Papp Engine vs PAGD:
 
http://www.aetherometry.com/papp_engine.html
 
"Both systems employ a sudden (and catastrophic) electric discharge. Papp followed the model of the internal combustion (IC) engine, with the high-pressure spark igniting the inert gas fuel. In the PAGD, the 'spark' consists of a diachronic cluster of auto-electronic emission sites that fail to sustain a vacuum-arc. The electric discharge is not accessory, as it is in the Papp technology; rather, it is constitutive of the technology by its physical characteristics, including the autogenous pulsation. It is, in fact, the method whereby the 'vacuum-state' is tapped. The PAGD discharge is a low field auto-electronic emission that directly generates the electron plasma from a cathode that can be treated as fuel [9]. This has a deep parallel with the Papp engine, where the explosion is, in our view, driven by the formation of an electron plasma emitted from the inert gas mixture - which must thus be treated as the fuel proper (see below).
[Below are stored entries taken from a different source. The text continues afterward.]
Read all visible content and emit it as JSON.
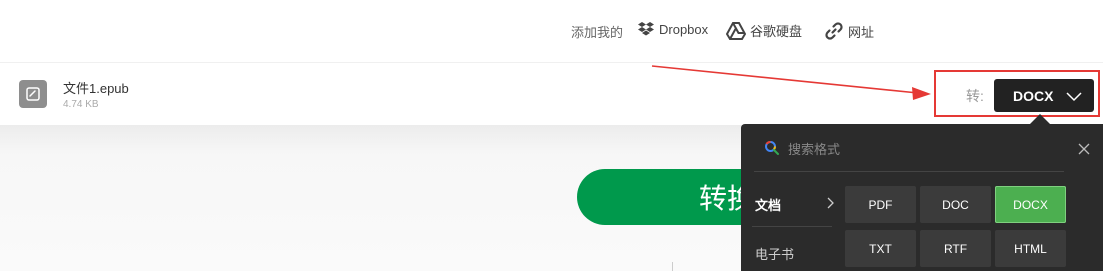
{
  "topbar": {
    "add_label": "添加我的",
    "sources": [
      {
        "label": "Dropbox",
        "icon": "dropbox-icon"
      },
      {
        "label": "谷歌硬盘",
        "icon": "google-drive-icon"
      },
      {
        "label": "网址",
        "icon": "link-icon"
      }
    ]
  },
  "file": {
    "name": "文件1.epub",
    "size": "4.74 KB",
    "icon": "ebook-file-icon"
  },
  "convert": {
    "to_label": "转:",
    "selected_format": "DOCX",
    "button_label": "转换"
  },
  "dropdown": {
    "search_placeholder": "搜索格式",
    "categories": [
      {
        "label": "文档",
        "active": true
      },
      {
        "label": "电子书",
        "active": false
      }
    ],
    "formats": [
      {
        "label": "PDF",
        "selected": false
      },
      {
        "label": "DOC",
        "selected": false
      },
      {
        "label": "DOCX",
        "selected": true
      },
      {
        "label": "TXT",
        "selected": false
      },
      {
        "label": "RTF",
        "selected": false
      },
      {
        "label": "HTML",
        "selected": false
      }
    ]
  },
  "colors": {
    "annotation_red": "#e53935",
    "convert_green": "#00994c",
    "selected_green": "#4caf50",
    "dropdown_bg": "#2b2b2b"
  }
}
The basis for th! e presence of anomalous cathode reaction forces in the Papp combustion, stems, in our view, entirely from the (quasi-solid) conditions that permit autoelectronic emission from inert gases. "
 
I sure backed into that one.  :-)
 
Fred
----- Original Message -----
From: Frederick Sparber
To: vortex-l
Sent: 5/1/2006 3:22:57 AM
Subject: Re: Hydrino orgone

A standard 4 foot (122 cm long) T-12 1.5 inch (3.8 cm diameter) fluorescent
bulb at 5 Torr Argon pressure should contain ~ 2.46e20 Argon atoms.
or ~0.025 eV /atom with a 1.0 joule energy input. pulse.
About the same eV/atom at 300 degrees K ambient temperature.
Sounds a bit like the PAGD doesn't it?
There could be H2O vapor in the bulb already?